Turyści z jelenia zrobili maskotkę. Teraz musi być odstraszany strzałami z gumowych kul. „Dokarmianie zwierząt nie poprawi ich losu. Dzikie zwierzęta szybko przyzwyczajają się do łatwego zdobywania pokarmu, zatracają naturalny lęk przed ludźmi i samowystarczalność. Mogą stać się agresywne i domagać się pożywienia z rąk człowieka” – apelują pracownicy Tatrzańskiego Parku Narodowego.

Na zdjęciu (wykonanym przez jedną z turystek) widoczny jeleń z Morskiego Oka, który stał się maskotką turystów.

2507jelen

— Wszystko za sprawą tego, że dostał kiedyś jedzenie z rąk człowieka. Jeleń jest przez nas monitorowany i odstraszany gumowymi kulami. Mimo że ten zabieg może wydać się brutalny, jest skutecznym sposobem na wywołanie lęku przed człowiekiem i powrót do naturalnych zachowań – zapewniają parkowcy. - Niestety, nasze działania idą na marne, ponieważ nadal jest dokarmiany przez turystów.

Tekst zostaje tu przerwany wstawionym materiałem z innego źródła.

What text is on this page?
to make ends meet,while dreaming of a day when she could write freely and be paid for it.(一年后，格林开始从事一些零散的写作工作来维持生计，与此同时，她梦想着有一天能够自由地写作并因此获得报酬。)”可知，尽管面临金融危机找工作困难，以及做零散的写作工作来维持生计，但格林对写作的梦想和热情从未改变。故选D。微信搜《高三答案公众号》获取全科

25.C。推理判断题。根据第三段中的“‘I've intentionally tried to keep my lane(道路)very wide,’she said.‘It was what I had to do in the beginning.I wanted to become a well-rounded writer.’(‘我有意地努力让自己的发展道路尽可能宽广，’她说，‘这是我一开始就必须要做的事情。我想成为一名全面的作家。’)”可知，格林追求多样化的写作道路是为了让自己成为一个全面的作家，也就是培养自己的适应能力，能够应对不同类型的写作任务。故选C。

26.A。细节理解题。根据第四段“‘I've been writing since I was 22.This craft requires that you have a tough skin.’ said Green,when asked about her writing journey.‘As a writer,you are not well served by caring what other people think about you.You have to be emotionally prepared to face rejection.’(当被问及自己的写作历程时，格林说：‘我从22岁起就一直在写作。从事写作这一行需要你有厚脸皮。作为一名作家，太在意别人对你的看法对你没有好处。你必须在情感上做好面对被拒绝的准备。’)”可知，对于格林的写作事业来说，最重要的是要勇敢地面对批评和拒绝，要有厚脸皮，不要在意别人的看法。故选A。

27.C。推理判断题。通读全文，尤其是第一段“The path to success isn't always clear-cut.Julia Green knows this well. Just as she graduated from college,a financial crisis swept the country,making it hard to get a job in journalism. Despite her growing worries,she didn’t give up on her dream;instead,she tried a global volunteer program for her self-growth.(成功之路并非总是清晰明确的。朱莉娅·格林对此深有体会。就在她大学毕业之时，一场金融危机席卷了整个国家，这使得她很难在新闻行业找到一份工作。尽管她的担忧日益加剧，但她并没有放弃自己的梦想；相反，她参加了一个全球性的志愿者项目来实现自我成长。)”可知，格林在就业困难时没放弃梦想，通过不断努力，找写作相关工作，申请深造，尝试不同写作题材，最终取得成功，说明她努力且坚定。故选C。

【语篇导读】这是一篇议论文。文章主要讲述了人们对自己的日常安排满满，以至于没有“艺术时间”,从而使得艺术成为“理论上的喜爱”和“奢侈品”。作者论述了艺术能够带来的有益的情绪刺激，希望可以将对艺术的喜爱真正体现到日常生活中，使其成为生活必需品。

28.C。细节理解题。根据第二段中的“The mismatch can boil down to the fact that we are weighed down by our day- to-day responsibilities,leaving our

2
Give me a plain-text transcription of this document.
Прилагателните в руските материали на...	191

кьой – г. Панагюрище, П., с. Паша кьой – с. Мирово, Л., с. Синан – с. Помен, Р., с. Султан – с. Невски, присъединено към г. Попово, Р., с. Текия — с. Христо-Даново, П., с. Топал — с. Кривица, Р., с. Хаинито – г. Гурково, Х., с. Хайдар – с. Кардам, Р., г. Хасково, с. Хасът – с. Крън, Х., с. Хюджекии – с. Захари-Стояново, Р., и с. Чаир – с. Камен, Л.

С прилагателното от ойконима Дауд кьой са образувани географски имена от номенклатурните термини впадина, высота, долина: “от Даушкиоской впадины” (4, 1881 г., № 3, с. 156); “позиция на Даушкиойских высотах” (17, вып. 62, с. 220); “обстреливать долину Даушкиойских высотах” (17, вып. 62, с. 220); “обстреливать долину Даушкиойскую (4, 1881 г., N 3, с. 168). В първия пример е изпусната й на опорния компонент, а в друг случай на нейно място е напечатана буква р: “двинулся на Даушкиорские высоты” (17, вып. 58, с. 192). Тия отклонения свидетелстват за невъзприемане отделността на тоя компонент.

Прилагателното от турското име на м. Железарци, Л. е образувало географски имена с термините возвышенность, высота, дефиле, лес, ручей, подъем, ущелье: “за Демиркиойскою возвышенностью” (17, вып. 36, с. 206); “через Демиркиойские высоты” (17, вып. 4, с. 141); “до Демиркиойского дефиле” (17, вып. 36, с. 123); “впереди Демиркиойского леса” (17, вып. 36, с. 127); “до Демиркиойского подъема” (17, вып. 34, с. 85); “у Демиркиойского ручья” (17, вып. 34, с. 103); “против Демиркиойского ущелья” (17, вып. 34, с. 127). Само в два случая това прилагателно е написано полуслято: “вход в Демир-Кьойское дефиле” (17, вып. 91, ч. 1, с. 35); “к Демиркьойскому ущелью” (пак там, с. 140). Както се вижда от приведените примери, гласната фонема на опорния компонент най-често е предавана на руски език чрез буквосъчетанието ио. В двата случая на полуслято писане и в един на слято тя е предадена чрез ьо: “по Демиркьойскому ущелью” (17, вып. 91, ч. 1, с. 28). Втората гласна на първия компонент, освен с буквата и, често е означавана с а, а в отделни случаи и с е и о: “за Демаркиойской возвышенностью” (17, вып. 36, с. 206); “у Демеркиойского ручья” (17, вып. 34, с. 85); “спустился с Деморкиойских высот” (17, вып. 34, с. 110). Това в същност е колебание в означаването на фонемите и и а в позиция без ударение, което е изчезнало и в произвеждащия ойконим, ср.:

W Tatrzańskim Parku Narodowym obowiązuje zakaz zbliżania się do zwierząt i ich dokarmiania. Takim zachowaniem turyści wyrządzają krzywdę temu zwierzęciu i sami ryzykują - to przecież dzikie zwierzę, może się przestraszyć i zaatakować lub nieumyślnie zranić. Istnieje również niebezpieczeństwo przenoszenia chorób i pasożytów.

- Apelujemy o rozsądek i respektowanie zasad przebywania w parku narodowym – proszą tatrzańscy przyrodnicy.